Published on: Jun 21, 2017 4:11:19 PM
The sports season is just about over! For major competitions, that is.
We are now entering the off-season, where we are left with nothing much but post- and pre-season chatter to keep us entertained in the meantime.
Seeing as the pre-season is when sporting brands go crazy with advertising sporting goods, I think that the off-season is the perfect time to take a look at some of our favourite sporting brands (and even teams).
With EasyEquities set to offer US stocks on the online platform, it would be an opportune (and very fun) idea to exploit the off-season.
Nike (NKE), one of the most globally recognised brands, seems a decent long-term investment choice. However their competitors aren't performing badly either, as Adidas (ADDYY) has been tipped by analysts as a hot buy due to the return of retro streetwear and fashion. In my mind this rivalry between the two brands takes on another dimension as it spills into the markets, following closely behind the show-down of our era between Messi and Cristiano (sponsored by Adidas and Nike respectively). Under Armour (UAA), on the other hand has seen a hectic dip in recent years, although for you growth investors it may seem an appetising venture.
Given the upcoming venture into US stocks at EasyEquties, we are spoilt for choice as there are other non-apparel stocks you can look at in the sports industry.
While I am not a fan of referees for the most part; mega retailer Footlocker (FL), along with their black and white stripped logo-mascot-whatever, is another listed company that excites me. Not only because they seem to offer every major sports brand under the sun, their stock seems a pretty long-term investment going on stock price alone.
Unfortunately, one stock that is guaranteed to make many South Africans salivate is the Man United (MANU) share. Having debuted on the NYSE on 10 August 2012, MANU has seen some dramaticspikes and downturns in the share price.
My view is that the stock, much like their team at the time of publishing, aren't all that exceptional. Underwhelming both on the field and in the markets, MANU has seen better days. While historically they have had a good run of glory, as a team and a stock that have dipped dramatically, ocassionally rebounding. Still, one cannot deny the support the team has garnered both locally and internationally. If shirt sales are anything to go by, then United pull ahead of the world's most prestigious teams. A trend that doesn't seem to be bucking anytime soon.
Now you may fight me on why I have categorised this next stock as a slightly sports tangent stock, but my inner six-year old will not listen to reason. Plus the keyword here is 'tangent.' Despite all pretences on the arena, the WWE stock (WWE) is by no means a pretender in the long run.
While the stock is volatile in the shorter time range, the stock price has more than doubled (nearly tripled) over a five-year timespan.
These returns would more than make up for PG13 storylines that have since taken over in that interim five to ten years, as well as the campy spandex clad, oiled bodies thrown around the stage.
There's also a lot of debate on sports being a recession-proof industry. There's plenty of research to comb-over on both sides of the fence regarding this. While sponsors may pullout or cut-down on retail marketing; on the other hand, die-hard fans stand up to economic woes and fluctuations.
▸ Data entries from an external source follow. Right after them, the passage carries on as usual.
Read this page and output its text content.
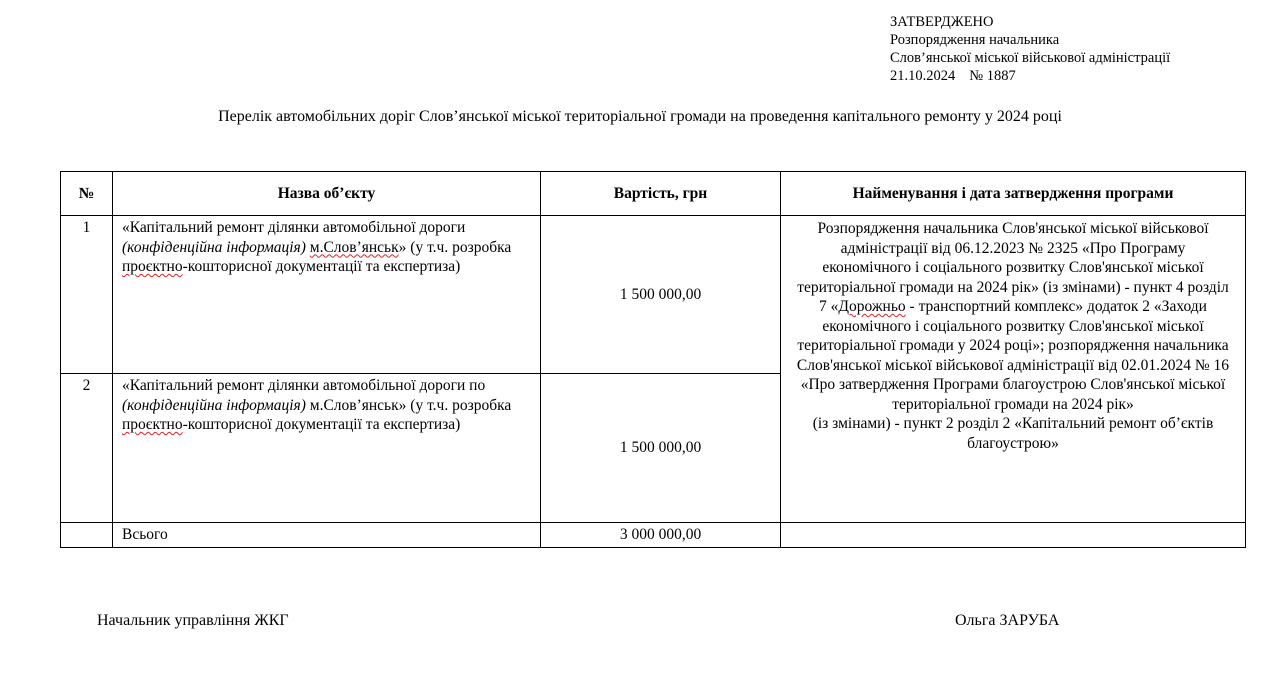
ЗАТВЕРДЖЕНО
Розпорядження начальника
Слов’янської міської військової адміністрації
21.10.2024 № 1887
Перелік автомобільних доріг Слов’янської міської територіальної громади на проведення капітального ремонту у 2024 році
№	Назва об’єкту	Вартість, грн	Найменування і дата затвердження програми
1	«Капітальний ремонт ділянки автомобільної дороги (конфіденційна інформація) м.Слов’янськ» (у т.ч. розробка проєктно-кошторисної документації та експертиза)	1 500 000,00	Розпорядження начальника Слов'янської міської військової адміністрації від 06.12.2023 № 2325 «Про Програму економічного і соціального розвитку Слов'янської міської територіальної громади на 2024 рік» (із змінами) - пункт 4 розділ 7 «Дорожньо - транспортний комплекс» додаток 2 «Заходи економічного і соціального розвитку Слов'янської міської територіальної громади у 2024 році»; розпорядження начальника Слов'янської міської військової адміністрації від 02.01.2024 № 16 «Про затвердження Програми благоустрою Слов'янської міської територіальної громади на 2024 рік»
(із змінами) - пункт 2 розділ 2 «Капітальний ремонт об’єктів благоустрою»
2	«Капітальний ремонт ділянки автомобільної дороги по (конфіденційна інформація) м.Слов’янськ» (у т.ч. розробка проєктно-кошторисної документації та експертиза)	1 500 000,00	
	Всього	3 000 000,00	
Начальник управління ЖКГ	Ольга ЗАРУБА
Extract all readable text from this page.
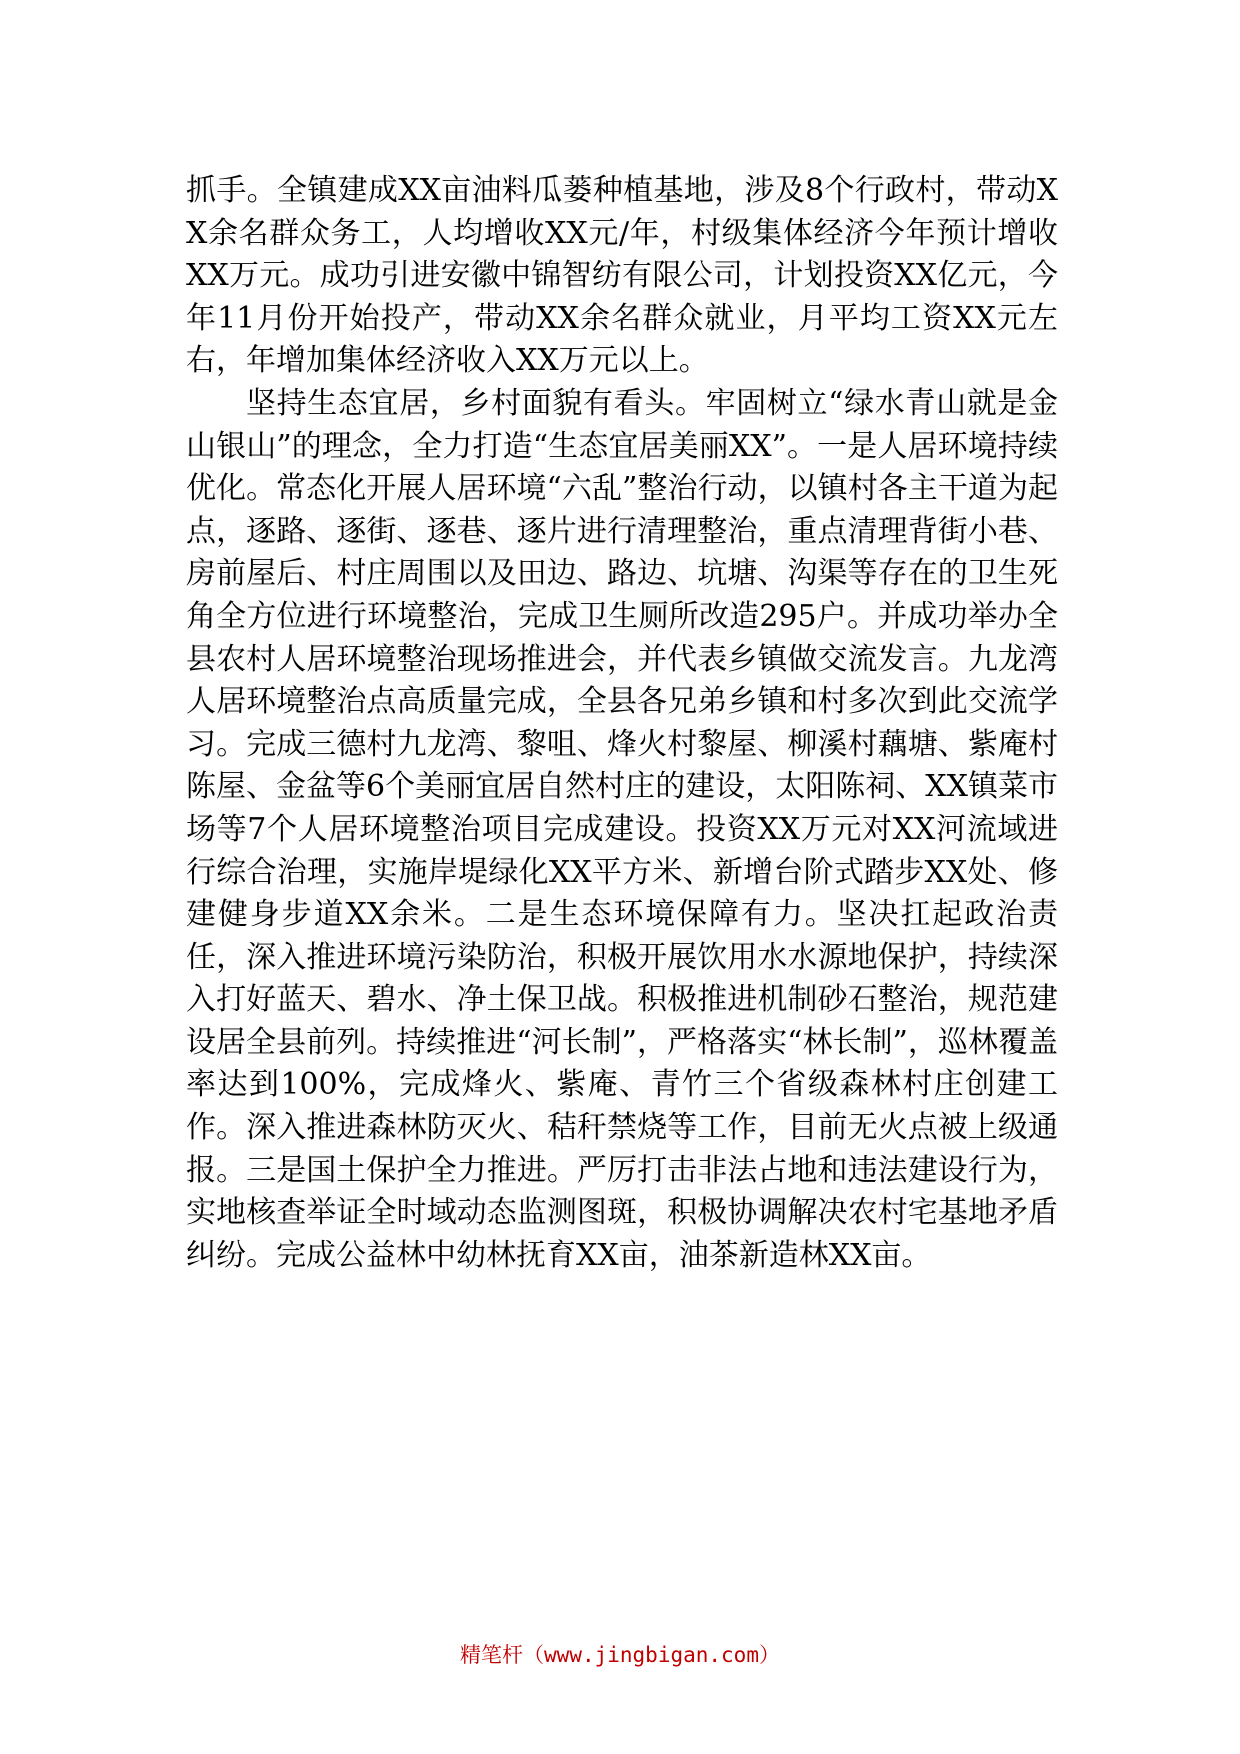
抓手。全镇建成XX亩油料瓜蒌种植基地，涉及8个行政村，带动XX余名群众务工，人均增收XX元/年，村级集体经济今年预计增收XX万元。成功引进安徽中锦智纺有限公司，计划投资XX亿元，今年11月份开始投产，带动XX余名群众就业，月平均工资XX元左右，年增加集体经济收入XX万元以上。

坚持生态宜居，乡村面貌有看头。牢固树立“绿水青山就是金山银山”的理念，全力打造“生态宜居美丽XX”。一是人居环境持续优化。常态化开展人居环境“六乱”整治行动，以镇村各主干道为起点，逐路、逐街、逐巷、逐片进行清理整治，重点清理背街小巷、房前屋后、村庄周围以及田边、路边、坑塘、沟渠等存在的卫生死角全方位进行环境整治，完成卫生厕所改造295户。并成功举办全县农村人居环境整治现场推进会，并代表乡镇做交流发言。九龙湾人居环境整治点高质量完成，全县各兄弟乡镇和村多次到此交流学习。完成三德村九龙湾、黎咀、烽火村黎屋、柳溪村藕塘、紫庵村陈屋、金盆等6个美丽宜居自然村庄的建设，太阳陈祠、XX镇菜市场等7个人居环境整治项目完成建设。投资XX万元对XX河流域进行综合治理，实施岸堤绿化XX平方米、新增台阶式踏步XX处、修建健身步道XX余米。二是生态环境保障有力。坚决扛起政治责任，深入推进环境污染防治，积极开展饮用水水源地保护，持续深入打好蓝天、碧水、净土保卫战。积极推进机制砂石整治，规范建设居全县前列。持续推进“河长制”，严格落实“林长制”，巡林覆盖率达到100%，完成烽火、紫庵、青竹三个省级森林村庄创建工作。深入推进森林防灭火、秸秆禁烧等工作，目前无火点被上级通报。三是国土保护全力推进。严厉打击非法占地和违法建设行为，实地核查举证全时域动态监测图斑，积极协调解决农村宅基地矛盾纠纷。完成公益林中幼林抚育XX亩，油茶新造林XX亩。

精笔杆（www.jingbigan.com）
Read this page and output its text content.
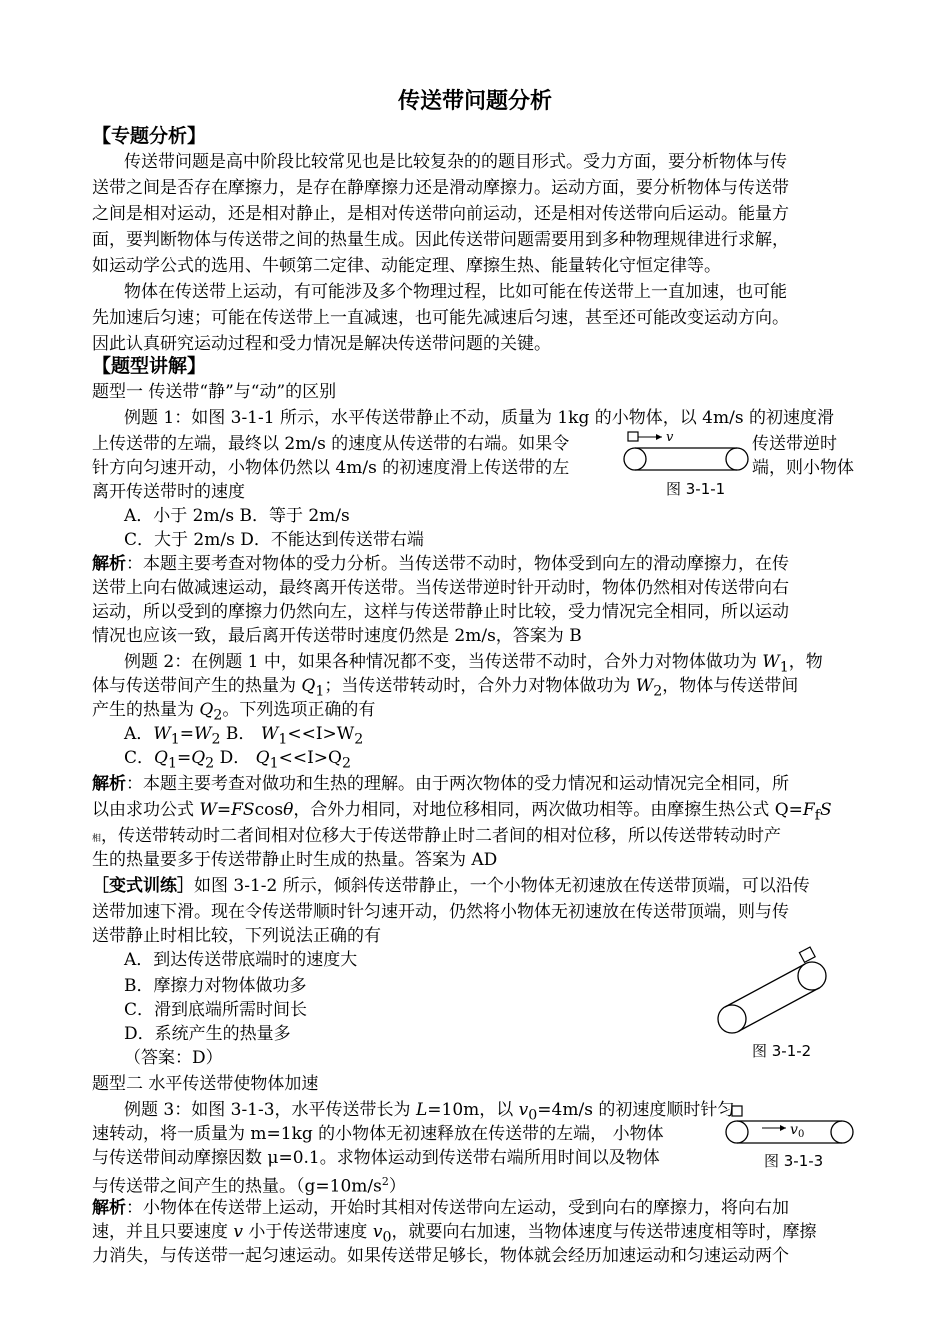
传送带问题分析
【专题分析】
传送带问题是高中阶段比较常见也是比较复杂的的题目形式。受力方面，要分析物体与传
送带之间是否存在摩擦力，是存在静摩擦力还是滑动摩擦力。运动方面，要分析物体与传送带
之间是相对运动，还是相对静止，是相对传送带向前运动，还是相对传送带向后运动。能量方
面，要判断物体与传送带之间的热量生成。因此传送带问题需要用到多种物理规律进行求解，
如运动学公式的选用、牛顿第二定律、动能定理、摩擦生热、能量转化守恒定律等。
物体在传送带上运动，有可能涉及多个物理过程，比如可能在传送带上一直加速，也可能
先加速后匀速；可能在传送带上一直减速，也可能先减速后匀速，甚至还可能改变运动方向。
因此认真研究运动过程和受力情况是解决传送带问题的关键。
【题型讲解】
题型一 传送带“静”与“动”的区别
例题 1：如图 3-1-1 所示，水平传送带静止不动，质量为 1kg 的小物体，以 4m/s 的初速度滑
上传送带的左端，最终以 2m/s 的速度从传送带的右端。如果令	传送带逆时
针方向匀速开动，小物体仍然以 4m/s 的初速度滑上传送带的左	端，则小物体
离开传送带时的速度
A．小于 2m/s B．等于 2m/s
C．大于 2m/s D．不能达到传送带右端
v
图 3-1-1
解析：本题主要考查对物体的受力分析。当传送带不动时，物体受到向左的滑动摩擦力，在传
送带上向右做减速运动，最终离开传送带。当传送带逆时针开动时，物体仍然相对传送带向右
运动，所以受到的摩擦力仍然向左，这样与传送带静止时比较，受力情况完全相同，所以运动
情况也应该一致，最后离开传送带时速度仍然是 2m/s，答案为 B
例题 2：在例题 1 中，如果各种情况都不变，当传送带不动时，合外力对物体做功为 $W_1$，物
体与传送带间产生的热量为 $Q_1$；当传送带转动时，合外力对物体做功为 $W_2$，物体与传送带间
产生的热量为 $Q_2$。下列选项正确的有
A．$W_1=W_2$ B． $W_1<<I>W_2$
C．$Q_1=Q_2$ D． $Q_1<<I>Q_2$
解析：本题主要考查对做功和生热的理解。由于两次物体的受力情况和运动情况完全相同，所
以由求功公式 W=FScosθ，合外力相同，对地位移相同，两次做功相等。由摩擦生热公式 $Q=F_fS$
相，传送带转动时二者间相对位移大于传送带静止时二者间的相对位移，所以传送带转动时产
生的热量要多于传送带静止时生成的热量。答案为 AD
［变式训练］如图 3-1-2 所示，倾斜传送带静止，一个小物体无初速放在传送带顶端，可以沿传
送带加速下滑。现在令传送带顺时针匀速开动，仍然将小物体无初速放在传送带顶端，则与传
送带静止时相比较，下列说法正确的有
A．到达传送带底端时的速度大
B．摩擦力对物体做功多
C．滑到底端所需时间长
D．系统产生的热量多
（答案：D）	图 3-1-2
题型二 水平传送带使物体加速
例题 3：如图 3-1-3，水平传送带长为 L=10m，以 $v_0=4m/s$ 的初速度顺时针匀
速转动，将一质量为 m=1kg 的小物体无初速释放在传送带的左端， 小物体
与传送带间动摩擦因数 μ=0.1。求物体运动到传送带右端所用时间以及物体
与传送带之间产生的热量。$(g=10m/s^2)$
v 0
图 3-1-3
解析：小物体在传送带上运动，开始时其相对传送带向左运动，受到向右的摩擦力，将向右加
速，并且只要速度 v 小于传送带速度 $v_0$，就要向右加速，当物体速度与传送带速度相等时，摩擦
力消失，与传送带一起匀速运动。如果传送带足够长，物体就会经历加速运动和匀速运动两个
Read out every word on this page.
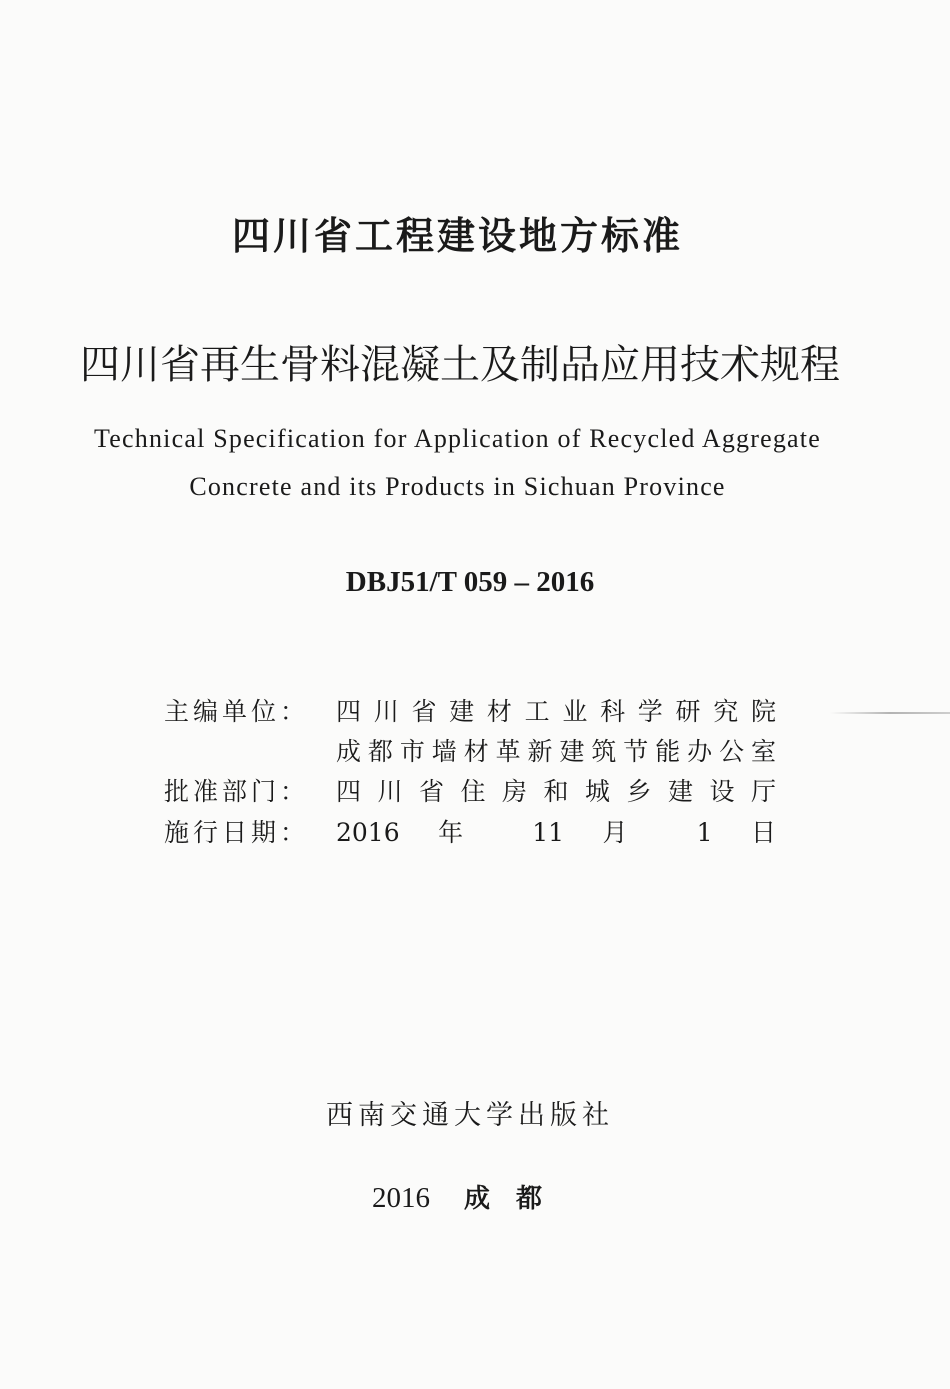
四川省工程建设地方标准
四川省再生骨料混凝土及制品应用技术规程
Technical Specification for Application of Recycled Aggregate
Concrete and its Products in Sichuan Province
DBJ51/T 059 – 2016
主编单位： 四川省建材工业科学研究院
成都市墙材革新建筑节能办公室
批准部门： 四川省住房和城乡建设厅
施行日期： 2016 年 11 月 1 日
西南交通大学出版社
2016 成都
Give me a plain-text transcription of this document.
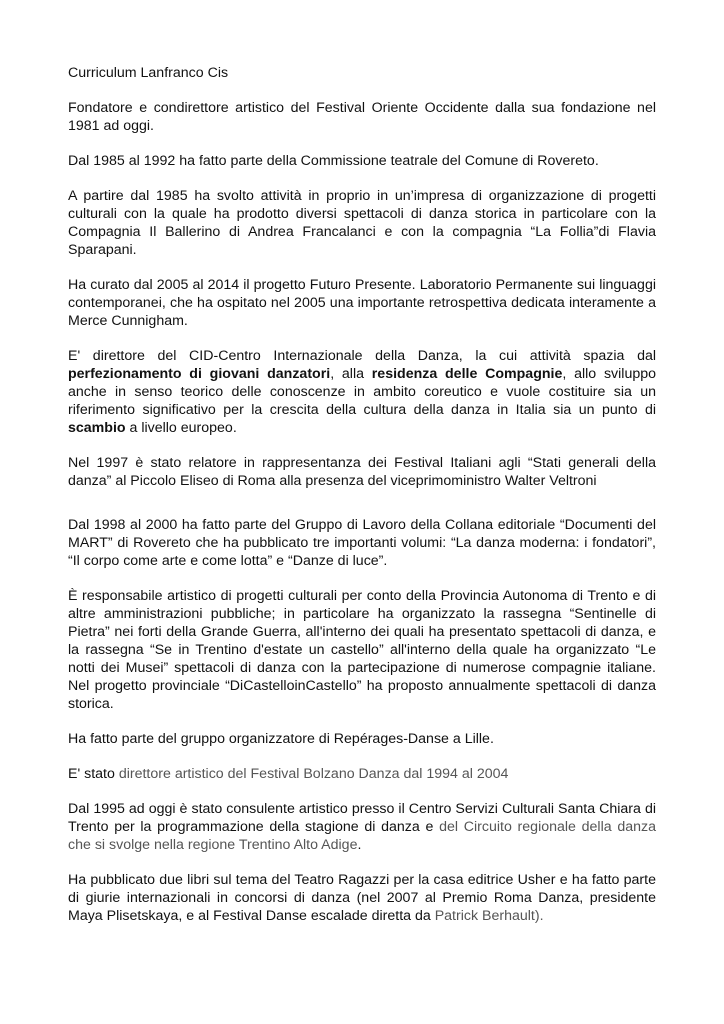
Curriculum Lanfranco Cis

Fondatore e condirettore artistico del Festival Oriente Occidente dalla sua fondazione nel 1981 ad oggi.

Dal 1985 al 1992 ha fatto parte della Commissione teatrale del Comune di Rovereto.

A partire dal 1985 ha svolto attività in proprio in un’impresa di organizzazione di progetti culturali con la quale ha prodotto diversi spettacoli di danza storica in particolare con la Compagnia Il Ballerino di Andrea Francalanci e con la compagnia “La Follia”di Flavia Sparapani.

Ha curato dal 2005 al 2014 il progetto Futuro Presente. Laboratorio Permanente sui linguaggi contemporanei, che ha ospitato nel 2005 una importante retrospettiva dedicata interamente a Merce Cunnigham.

E' direttore del CID-Centro Internazionale della Danza, la cui attività spazia dal perfezionamento di giovani danzatori, alla residenza delle Compagnie, allo sviluppo anche in senso teorico delle conoscenze in ambito coreutico e vuole costituire sia un riferimento significativo per la crescita della cultura della danza in Italia sia un punto di scambio a livello europeo.

Nel 1997 è stato relatore in rappresentanza dei Festival Italiani agli “Stati generali della danza” al Piccolo Eliseo di Roma alla presenza del viceprimoministro Walter Veltroni

Dal 1998 al 2000 ha fatto parte del Gruppo di Lavoro della Collana editoriale “Documenti del MART” di Rovereto che ha pubblicato tre importanti volumi: “La danza moderna: i fondatori”, “Il corpo come arte e come lotta” e “Danze di luce”.

È responsabile artistico di progetti culturali per conto della Provincia Autonoma di Trento e di altre amministrazioni pubbliche; in particolare ha organizzato la rassegna “Sentinelle di Pietra” nei forti della Grande Guerra, all'interno dei quali ha presentato spettacoli di danza, e la rassegna “Se in Trentino d'estate un castello” all'interno della quale ha organizzato “Le notti dei Musei” spettacoli di danza con la partecipazione di numerose compagnie italiane. Nel progetto provinciale “DiCastelloinCastello” ha proposto annualmente spettacoli di danza storica.

Ha fatto parte del gruppo organizzatore di Repérages-Danse a Lille.

E' stato direttore artistico del Festival Bolzano Danza dal 1994 al 2004

Dal 1995 ad oggi è stato consulente artistico presso il Centro Servizi Culturali Santa Chiara di Trento per la programmazione della stagione di danza e del Circuito regionale della danza che si svolge nella regione Trentino Alto Adige.

Ha pubblicato due libri sul tema del Teatro Ragazzi per la casa editrice Usher e ha fatto parte di giurie internazionali in concorsi di danza (nel 2007 al Premio Roma Danza, presidente Maya Plisetskaya, e al Festival Danse escalade diretta da Patrick Berhault).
In the rare occurrence that fans do not flock to whatever stadium is nearby, we may still hold onto television subscriptions. The need for escapism in times of hardship isn't exclusive to comic book superheroes, but for athletic heroes and heroines as well. In this current domestic economic climate, I personally could do with some kind of escape.So take your pick. The sports season may be up, but the markets never are. Showcase your loyalty to the athletes and performers that you so vehemently defend in your local bar and from the comfort of your couch.
They might just pay you back handsomely.